Three blocks down I follow a trail of dried blood for half a block to a brick wall where the trail ends or begins. There’s about a 8 foot overhang here where homeless sometimes shelter from the sun or rain. The space is empty today.
Outside the door to the office, two girls stand at the parking meter, one fishing for coins and narrating in rough language while the other is texting and nodding like she’s taking dictation. “I told that girl, bitch, I said, bitch, don’t tell me that *you* *don’t* *know* what I mean, you going to fucking die, bitch. Haha, she don’t fucking believe me.”
Inside the office, there’s a human-sized wooden crate open and standing on end, with the name “Natalie” taped to the front. I don’t think that Natalie knows the girl outside, but I head upstairs just to make sure.
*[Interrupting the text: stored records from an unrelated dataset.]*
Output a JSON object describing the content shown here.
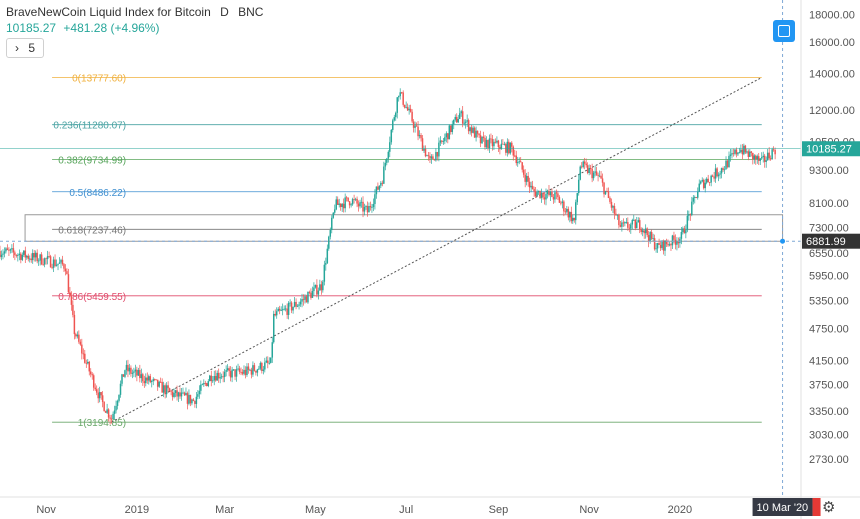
{
  "header": {
    "symbol": "BraveNewCoin Liquid Index for Bitcoin",
    "interval": "D",
    "exchange": "BNC",
    "last": "10185.27",
    "change": "+481.28 (+4.96%)"
  },
  "indicator_count": "5",
  "crosshair": {
    "price": "6881.99",
    "date": "10 Mar '20"
  },
  "last_price_label": "10185.27",
  "colors": {
    "up": "#26a69a",
    "down": "#ef5350",
    "accent": "#2196f3",
    "fib_0": "#f0b03c",
    "fib_0236": "#4aa3a3",
    "fib_0382": "#58a55c",
    "fib_05": "#3f8fd0",
    "fib_0618": "#777777",
    "fib_0786": "#e04b6b",
    "fib_1": "#6aa86a"
  },
  "icons": [
    "chevron-right-icon",
    "fit-screen-icon",
    "gear-icon"
  ],
  "chart_data": {
    "type": "candlestick",
    "scale": "log",
    "ylim": [
      2500,
      18500
    ],
    "xlim": [
      "2018-10-01",
      "2020-03-15"
    ],
    "grid": false,
    "y_ticks": [
      "18000.00",
      "16000.00",
      "14000.00",
      "12000.00",
      "10500.00",
      "9300.00",
      "8100.00",
      "7300.00",
      "6550.00",
      "5950.00",
      "5350.00",
      "4750.00",
      "4150.00",
      "3750.00",
      "3350.00",
      "3030.00",
      "2730.00"
    ],
    "x_ticks": [
      {
        "label": "Nov",
        "date": "2018-11-01"
      },
      {
        "label": "2019",
        "date": "2019-01-01"
      },
      {
        "label": "Mar",
        "date": "2019-03-01"
      },
      {
        "label": "May",
        "date": "2019-05-01"
      },
      {
        "label": "Jul",
        "date": "2019-07-01"
      },
      {
        "label": "Sep",
        "date": "2019-09-01"
      },
      {
        "label": "Nov",
        "date": "2019-11-01"
      },
      {
        "label": "2020",
        "date": "2020-01-01"
      },
      {
        "label": "Mar",
        "date": "2020-03-01"
      }
    ],
    "fib_levels": [
      {
        "label": "0(13777.60)",
        "value": 13777.6
      },
      {
        "label": "0.236(11280.07)",
        "value": 11280.07
      },
      {
        "label": "0.382(9734.99)",
        "value": 9734.99
      },
      {
        "label": "0.5(8486.22)",
        "value": 8486.22
      },
      {
        "label": "0.618(7237.46)",
        "value": 7237.46
      },
      {
        "label": "0.786(5459.55)",
        "value": 5459.55
      },
      {
        "label": "1(3194.85)",
        "value": 3194.85
      }
    ],
    "trendline": [
      {
        "date": "2018-12-15",
        "value": 3194.85
      },
      {
        "date": "2020-02-25",
        "value": 13777.6
      }
    ],
    "price_path": [
      {
        "date": "2018-10-01",
        "value": 6600
      },
      {
        "date": "2018-10-15",
        "value": 6500
      },
      {
        "date": "2018-11-01",
        "value": 6350
      },
      {
        "date": "2018-11-14",
        "value": 6200
      },
      {
        "date": "2018-11-20",
        "value": 4700
      },
      {
        "date": "2018-11-28",
        "value": 4100
      },
      {
        "date": "2018-12-08",
        "value": 3500
      },
      {
        "date": "2018-12-15",
        "value": 3250
      },
      {
        "date": "2018-12-24",
        "value": 4000
      },
      {
        "date": "2019-01-10",
        "value": 3800
      },
      {
        "date": "2019-01-25",
        "value": 3600
      },
      {
        "date": "2019-02-08",
        "value": 3500
      },
      {
        "date": "2019-02-20",
        "value": 3900
      },
      {
        "date": "2019-03-15",
        "value": 3950
      },
      {
        "date": "2019-04-01",
        "value": 4100
      },
      {
        "date": "2019-04-03",
        "value": 5000
      },
      {
        "date": "2019-04-20",
        "value": 5300
      },
      {
        "date": "2019-05-05",
        "value": 5700
      },
      {
        "date": "2019-05-14",
        "value": 8000
      },
      {
        "date": "2019-05-25",
        "value": 8200
      },
      {
        "date": "2019-06-05",
        "value": 7800
      },
      {
        "date": "2019-06-15",
        "value": 9000
      },
      {
        "date": "2019-06-26",
        "value": 13000
      },
      {
        "date": "2019-07-05",
        "value": 11500
      },
      {
        "date": "2019-07-17",
        "value": 9600
      },
      {
        "date": "2019-08-06",
        "value": 11800
      },
      {
        "date": "2019-08-20",
        "value": 10500
      },
      {
        "date": "2019-09-10",
        "value": 10200
      },
      {
        "date": "2019-09-24",
        "value": 8500
      },
      {
        "date": "2019-10-10",
        "value": 8300
      },
      {
        "date": "2019-10-22",
        "value": 7500
      },
      {
        "date": "2019-10-26",
        "value": 9500
      },
      {
        "date": "2019-11-08",
        "value": 9000
      },
      {
        "date": "2019-11-22",
        "value": 7300
      },
      {
        "date": "2019-12-05",
        "value": 7400
      },
      {
        "date": "2019-12-17",
        "value": 6700
      },
      {
        "date": "2020-01-02",
        "value": 7000
      },
      {
        "date": "2020-01-14",
        "value": 8700
      },
      {
        "date": "2020-01-30",
        "value": 9400
      },
      {
        "date": "2020-02-10",
        "value": 10200
      },
      {
        "date": "2020-02-25",
        "value": 9600
      },
      {
        "date": "2020-03-05",
        "value": 10185.27
      }
    ]
  }
}
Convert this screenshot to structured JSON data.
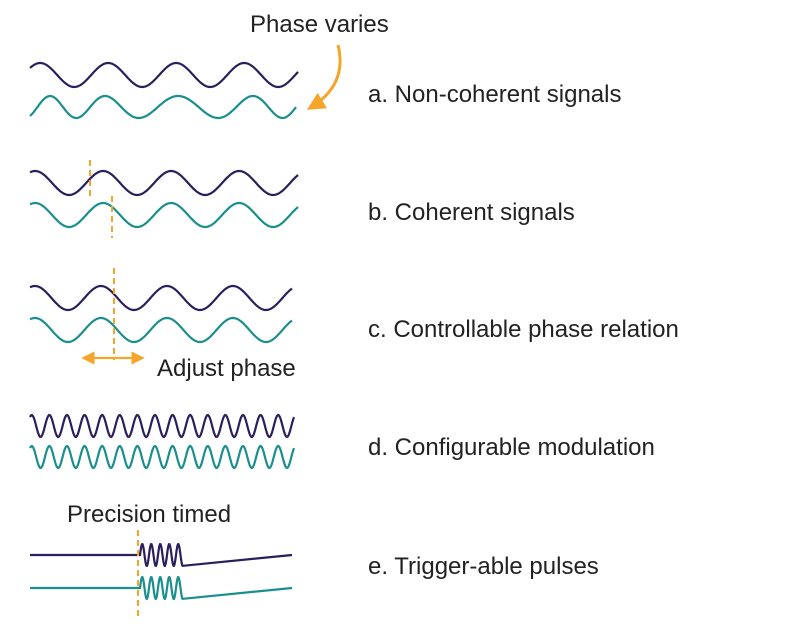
{
  "colors": {
    "navy": "#2a1f5c",
    "teal": "#1a8f8c",
    "accent": "#f4a62a",
    "text": "#222222"
  },
  "annotations": {
    "phase_varies": "Phase varies",
    "adjust_phase": "Adjust phase",
    "precision_timed": "Precision timed"
  },
  "rows": [
    {
      "label": "a. Non-coherent signals"
    },
    {
      "label": "b. Coherent signals"
    },
    {
      "label": "c. Controllable phase relation"
    },
    {
      "label": "d. Configurable modulation"
    },
    {
      "label": "e. Trigger-able pulses"
    }
  ],
  "icons": {
    "curved_arrow": "curved-arrow-icon",
    "double_arrow": "double-headed-arrow-icon"
  }
}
An alternate explanation is that Natalie, a prodigious and often brilliant worker, simply wore out and was sent to the factory for maintenance and upgrades.
Above, I intentionally did not describe the physical appearance of the two girls at the parking meter, but will say that neither was African-American.
There’s a good exercise here for me to review these minimalist scenes and figure out descriptive bits that would help readers visualize them better. Then I wouldn’t need notes like “BTW, they weren’t African American girls, just in case that’s where your biases led you, and if they did, well shame on you.”